Historical population
| Census | Pop. | Note | %± |
| 1880 | 99 |  | — |
| 1890 | 166 |  | 67.7% |
| 1900 | 339 |  | 104.2% |
| 1910 | 181 |  | −46.6% |
| 1920 | 215 |  | 18.8% |
| 1930 | 220 |  | 2.3% |
| 1940 | 224 |  | 1.8% |
| 1950 | 241 |  | 7.6% |
| 1960 | 210 |  | −12.9% |
| 1970 | 267 |  | 27.1% |
| 1980 | 276 |  | 3.4% |
| 1990 | 188 |  | −31.9% |
| 2000 | 243 |  | 29.3% |
| 2010 | 260 |  | 7.0% |
| 2020 | 232 |  | −10.8% |
| 2021 (est.) | 231 | Decrease | −0.4% |
U.S. Decennial Census

===2010 census===
As of the census of 2010, there were 260 people, 120 households, and 75 families living in the town. The population density was 722.2 PD/sqmi. There were 149 housing units at an average density of 413.9 /sqmi. The racial makeup of the town was 98.5% White, 1.2% Native American, and 0.4% from two or more races.

There were 120 households, of which 30.0% had children under the age of 18 living with them, 36.7% were married couples living together, 13.3% had a female householder with no husband present, 12.5% had a male householder with no wife present, and 37.5% were non-families. 31.7% of all households were made up of individuals, and 15.8% had someone living alone who was 65 years of age or older. The average household size was 2.17 and the average family size was 2.68.

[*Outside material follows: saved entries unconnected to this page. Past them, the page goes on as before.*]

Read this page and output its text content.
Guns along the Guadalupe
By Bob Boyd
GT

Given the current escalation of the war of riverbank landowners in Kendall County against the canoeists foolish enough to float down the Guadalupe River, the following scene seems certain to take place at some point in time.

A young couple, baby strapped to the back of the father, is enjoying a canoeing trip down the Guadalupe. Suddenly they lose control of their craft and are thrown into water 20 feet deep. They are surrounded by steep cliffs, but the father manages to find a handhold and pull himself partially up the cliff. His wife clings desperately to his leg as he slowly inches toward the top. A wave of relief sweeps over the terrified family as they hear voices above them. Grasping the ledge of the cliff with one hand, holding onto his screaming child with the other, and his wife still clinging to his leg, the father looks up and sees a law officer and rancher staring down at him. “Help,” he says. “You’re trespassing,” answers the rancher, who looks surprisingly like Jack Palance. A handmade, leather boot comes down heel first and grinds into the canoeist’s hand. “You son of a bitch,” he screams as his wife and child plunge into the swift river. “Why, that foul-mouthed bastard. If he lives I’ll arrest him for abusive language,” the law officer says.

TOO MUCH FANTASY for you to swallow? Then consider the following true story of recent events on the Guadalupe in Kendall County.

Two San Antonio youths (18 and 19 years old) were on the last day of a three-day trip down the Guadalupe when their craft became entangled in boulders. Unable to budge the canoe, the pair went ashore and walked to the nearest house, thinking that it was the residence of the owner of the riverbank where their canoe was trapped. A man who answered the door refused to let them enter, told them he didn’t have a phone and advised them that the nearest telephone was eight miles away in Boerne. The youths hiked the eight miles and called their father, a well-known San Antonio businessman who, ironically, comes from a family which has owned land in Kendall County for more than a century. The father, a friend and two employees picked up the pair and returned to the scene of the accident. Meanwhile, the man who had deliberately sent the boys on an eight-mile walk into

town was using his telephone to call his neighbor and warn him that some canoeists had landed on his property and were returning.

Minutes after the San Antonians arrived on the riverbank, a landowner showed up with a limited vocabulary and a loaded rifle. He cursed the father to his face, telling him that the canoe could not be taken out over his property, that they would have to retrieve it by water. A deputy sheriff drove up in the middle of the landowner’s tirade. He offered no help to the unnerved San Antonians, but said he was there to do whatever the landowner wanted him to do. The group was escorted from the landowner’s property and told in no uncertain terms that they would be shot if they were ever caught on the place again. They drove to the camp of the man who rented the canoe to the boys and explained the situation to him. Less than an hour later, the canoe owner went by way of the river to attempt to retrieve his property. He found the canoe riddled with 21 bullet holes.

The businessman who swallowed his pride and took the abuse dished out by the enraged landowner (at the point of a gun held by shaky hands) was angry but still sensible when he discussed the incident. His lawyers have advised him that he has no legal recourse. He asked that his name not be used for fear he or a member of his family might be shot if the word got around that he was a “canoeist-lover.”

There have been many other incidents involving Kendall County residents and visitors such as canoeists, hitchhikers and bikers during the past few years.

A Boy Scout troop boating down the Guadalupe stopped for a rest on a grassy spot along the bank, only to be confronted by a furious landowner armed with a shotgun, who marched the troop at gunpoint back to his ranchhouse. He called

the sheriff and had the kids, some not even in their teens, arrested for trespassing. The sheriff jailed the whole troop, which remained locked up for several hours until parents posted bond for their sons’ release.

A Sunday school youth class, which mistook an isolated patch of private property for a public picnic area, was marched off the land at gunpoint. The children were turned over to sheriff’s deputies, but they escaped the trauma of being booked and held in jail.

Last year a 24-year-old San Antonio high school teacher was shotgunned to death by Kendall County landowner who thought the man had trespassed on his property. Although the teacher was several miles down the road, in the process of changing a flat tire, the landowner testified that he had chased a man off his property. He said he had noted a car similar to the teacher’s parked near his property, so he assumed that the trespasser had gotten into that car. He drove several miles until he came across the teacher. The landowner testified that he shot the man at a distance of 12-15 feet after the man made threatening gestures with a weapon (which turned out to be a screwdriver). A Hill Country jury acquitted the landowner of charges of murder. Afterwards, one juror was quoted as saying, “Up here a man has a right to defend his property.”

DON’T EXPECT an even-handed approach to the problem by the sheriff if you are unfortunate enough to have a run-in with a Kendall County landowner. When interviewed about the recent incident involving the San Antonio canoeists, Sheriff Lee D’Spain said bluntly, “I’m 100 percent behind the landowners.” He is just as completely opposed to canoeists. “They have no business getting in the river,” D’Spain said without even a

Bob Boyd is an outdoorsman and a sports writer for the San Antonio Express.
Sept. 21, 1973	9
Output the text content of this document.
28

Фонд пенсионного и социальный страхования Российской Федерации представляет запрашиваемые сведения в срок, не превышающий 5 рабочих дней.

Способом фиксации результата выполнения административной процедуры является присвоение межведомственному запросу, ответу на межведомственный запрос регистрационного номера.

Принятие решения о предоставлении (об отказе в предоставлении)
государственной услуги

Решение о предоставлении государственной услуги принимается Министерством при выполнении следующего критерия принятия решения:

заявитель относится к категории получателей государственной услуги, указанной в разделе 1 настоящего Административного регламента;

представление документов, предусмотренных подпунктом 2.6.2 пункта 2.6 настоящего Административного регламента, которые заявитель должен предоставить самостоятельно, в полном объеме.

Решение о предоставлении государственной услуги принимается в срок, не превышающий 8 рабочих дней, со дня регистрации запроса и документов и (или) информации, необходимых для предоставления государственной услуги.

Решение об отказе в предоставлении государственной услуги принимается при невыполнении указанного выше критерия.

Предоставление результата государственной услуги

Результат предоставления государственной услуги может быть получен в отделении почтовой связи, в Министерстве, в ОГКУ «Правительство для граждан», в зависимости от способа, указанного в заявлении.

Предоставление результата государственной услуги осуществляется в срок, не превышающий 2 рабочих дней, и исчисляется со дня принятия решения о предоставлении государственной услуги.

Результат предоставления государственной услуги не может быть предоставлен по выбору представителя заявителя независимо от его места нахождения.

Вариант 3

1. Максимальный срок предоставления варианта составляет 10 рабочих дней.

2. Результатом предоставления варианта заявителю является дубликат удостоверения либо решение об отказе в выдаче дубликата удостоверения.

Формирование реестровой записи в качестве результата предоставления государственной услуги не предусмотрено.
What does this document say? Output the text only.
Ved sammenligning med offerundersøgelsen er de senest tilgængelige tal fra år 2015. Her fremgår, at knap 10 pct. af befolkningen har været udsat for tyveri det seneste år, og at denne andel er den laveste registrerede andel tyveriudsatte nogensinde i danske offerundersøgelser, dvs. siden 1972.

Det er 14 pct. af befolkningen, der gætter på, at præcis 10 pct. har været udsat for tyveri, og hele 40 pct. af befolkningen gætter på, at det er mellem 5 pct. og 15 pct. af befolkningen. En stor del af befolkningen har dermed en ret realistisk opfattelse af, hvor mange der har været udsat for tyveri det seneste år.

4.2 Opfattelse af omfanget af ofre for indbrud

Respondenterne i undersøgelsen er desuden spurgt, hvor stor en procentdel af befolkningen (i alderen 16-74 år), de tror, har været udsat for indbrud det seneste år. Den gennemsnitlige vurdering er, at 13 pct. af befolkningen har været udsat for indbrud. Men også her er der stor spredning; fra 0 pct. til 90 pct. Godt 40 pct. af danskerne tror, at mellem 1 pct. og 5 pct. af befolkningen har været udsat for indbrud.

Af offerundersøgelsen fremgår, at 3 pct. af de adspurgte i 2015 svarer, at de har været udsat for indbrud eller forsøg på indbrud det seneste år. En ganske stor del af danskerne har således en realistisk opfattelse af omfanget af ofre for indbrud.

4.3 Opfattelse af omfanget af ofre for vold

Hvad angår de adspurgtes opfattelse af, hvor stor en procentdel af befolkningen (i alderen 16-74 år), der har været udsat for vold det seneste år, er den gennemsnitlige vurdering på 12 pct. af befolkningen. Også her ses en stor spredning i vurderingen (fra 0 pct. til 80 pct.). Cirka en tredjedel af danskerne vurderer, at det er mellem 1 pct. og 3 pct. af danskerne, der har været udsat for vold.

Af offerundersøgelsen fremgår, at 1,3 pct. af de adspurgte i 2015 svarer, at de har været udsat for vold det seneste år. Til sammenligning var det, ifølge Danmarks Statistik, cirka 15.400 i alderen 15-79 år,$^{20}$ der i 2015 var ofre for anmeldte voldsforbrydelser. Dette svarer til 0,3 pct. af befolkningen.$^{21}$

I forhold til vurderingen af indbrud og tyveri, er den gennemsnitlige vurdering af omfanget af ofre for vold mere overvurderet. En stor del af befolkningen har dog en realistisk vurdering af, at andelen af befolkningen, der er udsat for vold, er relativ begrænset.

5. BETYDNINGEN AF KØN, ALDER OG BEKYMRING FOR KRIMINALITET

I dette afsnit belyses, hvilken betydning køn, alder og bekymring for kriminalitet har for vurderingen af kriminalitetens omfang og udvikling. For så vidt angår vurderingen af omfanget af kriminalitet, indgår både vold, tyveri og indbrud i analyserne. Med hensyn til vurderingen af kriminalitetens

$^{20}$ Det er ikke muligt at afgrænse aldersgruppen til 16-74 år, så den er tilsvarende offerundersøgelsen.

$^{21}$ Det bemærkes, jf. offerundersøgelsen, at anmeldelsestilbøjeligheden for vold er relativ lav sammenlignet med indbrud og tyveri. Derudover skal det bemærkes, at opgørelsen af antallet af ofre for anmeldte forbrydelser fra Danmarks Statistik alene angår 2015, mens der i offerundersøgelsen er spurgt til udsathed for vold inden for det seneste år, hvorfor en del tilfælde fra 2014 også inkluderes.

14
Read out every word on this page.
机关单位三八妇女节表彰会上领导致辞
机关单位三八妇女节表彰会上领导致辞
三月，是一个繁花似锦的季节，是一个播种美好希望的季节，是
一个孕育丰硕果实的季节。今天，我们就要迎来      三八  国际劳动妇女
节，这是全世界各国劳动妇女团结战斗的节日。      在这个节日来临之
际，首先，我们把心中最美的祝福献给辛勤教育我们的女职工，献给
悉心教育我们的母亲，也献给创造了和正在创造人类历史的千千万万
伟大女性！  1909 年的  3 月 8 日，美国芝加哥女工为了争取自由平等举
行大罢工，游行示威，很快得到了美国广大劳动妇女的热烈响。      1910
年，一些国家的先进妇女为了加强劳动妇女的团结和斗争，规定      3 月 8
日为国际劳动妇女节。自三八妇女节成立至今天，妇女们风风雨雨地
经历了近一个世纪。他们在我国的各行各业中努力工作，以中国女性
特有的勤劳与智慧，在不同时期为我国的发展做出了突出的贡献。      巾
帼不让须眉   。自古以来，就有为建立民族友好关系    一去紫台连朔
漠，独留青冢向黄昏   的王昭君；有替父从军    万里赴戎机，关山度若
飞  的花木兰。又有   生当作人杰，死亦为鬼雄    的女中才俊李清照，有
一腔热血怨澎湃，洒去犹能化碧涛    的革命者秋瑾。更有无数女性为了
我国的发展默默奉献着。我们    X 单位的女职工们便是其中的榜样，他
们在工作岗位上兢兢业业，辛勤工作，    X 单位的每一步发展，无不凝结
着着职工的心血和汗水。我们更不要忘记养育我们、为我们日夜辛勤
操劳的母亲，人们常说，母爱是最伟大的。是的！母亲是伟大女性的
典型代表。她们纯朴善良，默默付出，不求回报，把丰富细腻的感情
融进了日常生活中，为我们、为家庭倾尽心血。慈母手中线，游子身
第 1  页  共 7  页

The median age in the town was 39.3 years. 23.1% of residents were under the age of 18; 5.4% were between the ages of 18 and 24; 27.7% were from 25 to 44; 25.8% were from 45 to 64; and 18.1% were 65 years of age or older. The gender makeup of the town was 46.9% male and 53.1% female.

===2000 census===
As of the census of 2000, there were 243 people, 115 households, and 70 families living in the town. The population density was 680.0 inhabitants per square mile (260.6/km^{2}). There were 136 housing units at an average density of 380.6 per square mile (145.9/km^{2}). The racial makeup of the town was 98.35% White, and 1.65% from two or more races. Hispanic or Latino of any race were 0.82% of the population.

There were 115 households, out of which 21.7% had children under the age of 18 living with them, 39.1% were married couples living together, 17.4% had a female householder with no husband present, and 39.1% were non-families. 36.5% of all households were made up of individuals, and 16.5% had someone living alone who was 65 years of age or older. The average household size was 2.11 and the average family size was 2.66.

In the town, the population was spread out, with 19.8% under the age of 18, 8.2% from 18 to 24, 28.0% from 25 to 44, 25.5% from 45 to 64, and 18.5% who were 65 years of age or older. The median age was 41 years. For every 100 females, there were 82.7 males. For every 100 females age 18 and over, there were 77.3 males.

The median income for a household in the town was $29,583, and the median income for a family was $31,250. Males had a median income of $30,278 versus $15,625 for females. The per capita income for the town was $20,929. About 27.4% of families and 32.1% of the population were below the poverty line, including 40.0% of those under the age of eighteen and 28.9% of those 65 or over.